Pueblo, Colorado; United States;
- Broadcast area: Pueblo/Colorado Springs
- Frequency: 1350 kHz (HD Radio)
- Branding: Fox Sports 1350

Programming
- Format: Sports
- Affiliations: Fox Sports Radio

Ownership
- Owner: iHeartMedia, Inc.; (iHM Licenses, LLC);
- Sister stations: KBPL; KCCY-FM; KCSJ; KIBT; KKLI; KPHT; KVUU;

History
- First air date: January 1928; 97 years ago
- Former call signs: KGHF (1928–1964); KKAM (1964–1976); KIDN (1976–1988); KRYT (1988–1989); KGHF (1989–2008); KDZA (2008–2012); KCCY (2012–2018); KBPL (2018); KDZA (2018–2022);
- Call sign meaning: Warehoused callsign from 93.3 in Seattle

Technical information
- Licensing authority: FCC
- Facility ID: 53850
- Class: B
- Power: 1,300 watts day; 150 watts night;
- Transmitter coordinates: 38°21′28″N 104°38′19″W﻿ / ﻿38.35778°N 104.63861°W

Links
- Public license information: Public file; LMS;
- Webcast: Listen live (via iHeartRadio)
- Website: foxsportspueblo.iheart.com

= KUBE (AM) =

KUBE (1350 kHz) is an AM radio station broadcasting a sports format.
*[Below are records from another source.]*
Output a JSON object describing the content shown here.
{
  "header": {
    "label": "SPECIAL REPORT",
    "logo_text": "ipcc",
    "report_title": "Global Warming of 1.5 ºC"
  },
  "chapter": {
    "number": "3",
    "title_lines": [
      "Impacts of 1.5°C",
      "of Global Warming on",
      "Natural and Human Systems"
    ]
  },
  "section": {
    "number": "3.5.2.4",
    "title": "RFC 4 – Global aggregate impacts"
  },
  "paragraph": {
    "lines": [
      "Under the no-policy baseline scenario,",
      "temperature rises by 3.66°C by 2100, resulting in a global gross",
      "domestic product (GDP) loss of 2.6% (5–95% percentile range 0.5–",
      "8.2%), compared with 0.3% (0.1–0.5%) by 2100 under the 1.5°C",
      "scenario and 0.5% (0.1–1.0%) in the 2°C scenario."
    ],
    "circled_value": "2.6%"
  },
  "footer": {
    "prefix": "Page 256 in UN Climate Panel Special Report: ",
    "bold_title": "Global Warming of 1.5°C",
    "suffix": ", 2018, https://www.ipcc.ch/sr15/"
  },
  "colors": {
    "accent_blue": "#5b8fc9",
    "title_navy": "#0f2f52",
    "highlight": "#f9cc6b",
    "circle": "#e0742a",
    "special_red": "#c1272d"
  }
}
Licensed to Pueblo, Colorado, United States, it serves the Colorado Springs area. The station is currently owned by iHeartMedia, Inc. and licensed as CC Licenses.

==History==
This station was authorized to Philip C. Lasky and J. H. Albert on October 27, 1927, as KGHF. It originally broadcast on 1430 kHz, sharing the frequency with KFXJ. It went on the air in January 1928 from the Congress Hotel.

In 1964, KGHF became KKAM. KKAM challenged market-leading KDZA (1230 AM) in the early 1970s with a top 40 format. The station would eventually become country KIDN and later return to its KGHF callsign.

KDZA was shut down in the early 1990s and was sold to Pueblo Community College a few years later, which renamed that station KKPC. KKPC was later sold to Colorado Public Radio. The KDZA call sign was picked up for a Pueblo-based FM oldies station at 107.9 and the station remained a success. When KDZA-FM adopted the Jet 107.9 moniker along with a move towards 1970s-based hits along with a focus on the Colorado Springs area, Clear Channel Communications (forerunner to iHeartMedia) decided to revive the KDZA call sign on the signal of its former competitor, AM 1350, by dropping the sports talk format on AM 1350. In late July 2009, the station went back to the sports format. On April 3, 2012, KDZA changed its callsign to KCCY. On April 13, 2012, KCCY changed formats from sports to classic country.

On May 22, 2013, KCCY changed formats back to sports, branded as "Fox Sports 1350". The station changed its call sign to KBPL on January 16, 2018, and back to KDZA on January 23, 2018.

On May 12, 2022, KDZA changed callsigns to KUBE as part of a warehousing move of the call letters that were formerly carried on a sister station in Seattle, Washington.